Carlyle exits Indian firm IIFL Holdings

The firm sold its stake to an Indian subsidiary of Fairfax Holdings, raising Fairfax’s ownership in IIFL from 9 percent to up to 35 percent

Private equity giant The Carlyle Group has fully exited its investment in Indian financial services firm IIFL Holdings.

The firm sold its 9.2 percent stake to Canada-based Fairfax Holdings generating a 3x return, according to reports. Fairfax made its purchase through its subsidiary Fairfax India.

Carlyle declined to comment on details of the transaction.

Carlyle acquired IIFL Holdings in May 2011 through Carlyle Asia Partners III, a buyout vehicle launched in 2007 at $2.55 billion. The firm became a key institutional shareholder in IIFL and joined the company’s board of directors, according to a statement. Carlyle’s investment also supported the company’s growth plans including expansion of their financing and international businesses.

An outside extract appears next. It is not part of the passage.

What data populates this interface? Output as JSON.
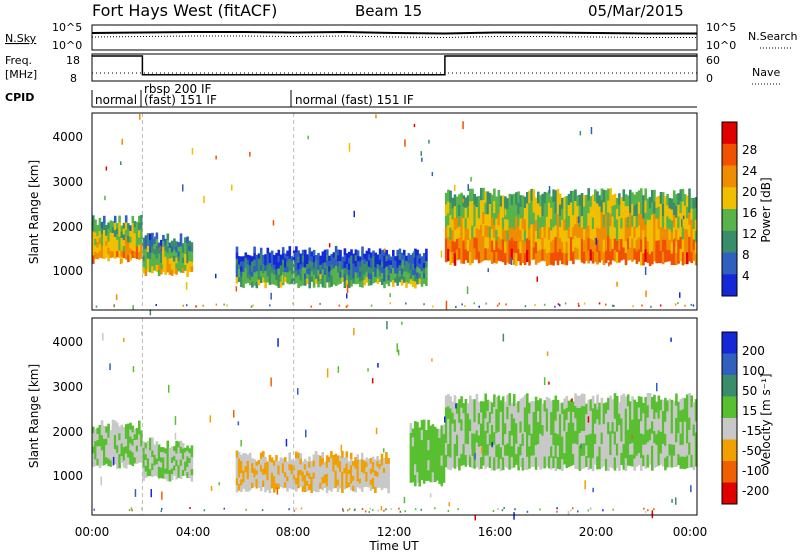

Mumbai-based IIFL, previously known as India Infoline Ltd, is one of the largest financial services groups in India offering advisory and execution platforms for the entire range of financial services products ranging from equities and derivatives, to commodities, wealth management, asset management, insurance, and other small savings instruments.

Carlyle’s other recent regional exits include China-based home appliance manufacturer Haier Electronics Group for about $424.4 million in April and its combined stake with TPG Capital in Australian private healthcare operator Healthscope for a reported $612 million in November, as reported by Private Equity International.

Carlyle’s previous investments in India’s financial services industry include the Housing Development Finance Corporation, which the firm exited in 2012 in an $841 million sale.

While the Indian economy has seen revived private equity investments this year, funds in India are still finding it hard to exit investments made four to five years ago. According to data from VCCEdge, the data research platform of VCCircle, exit deal value rose only 8.8 per cent this year to $5.2 billion from $4.8 billion last year.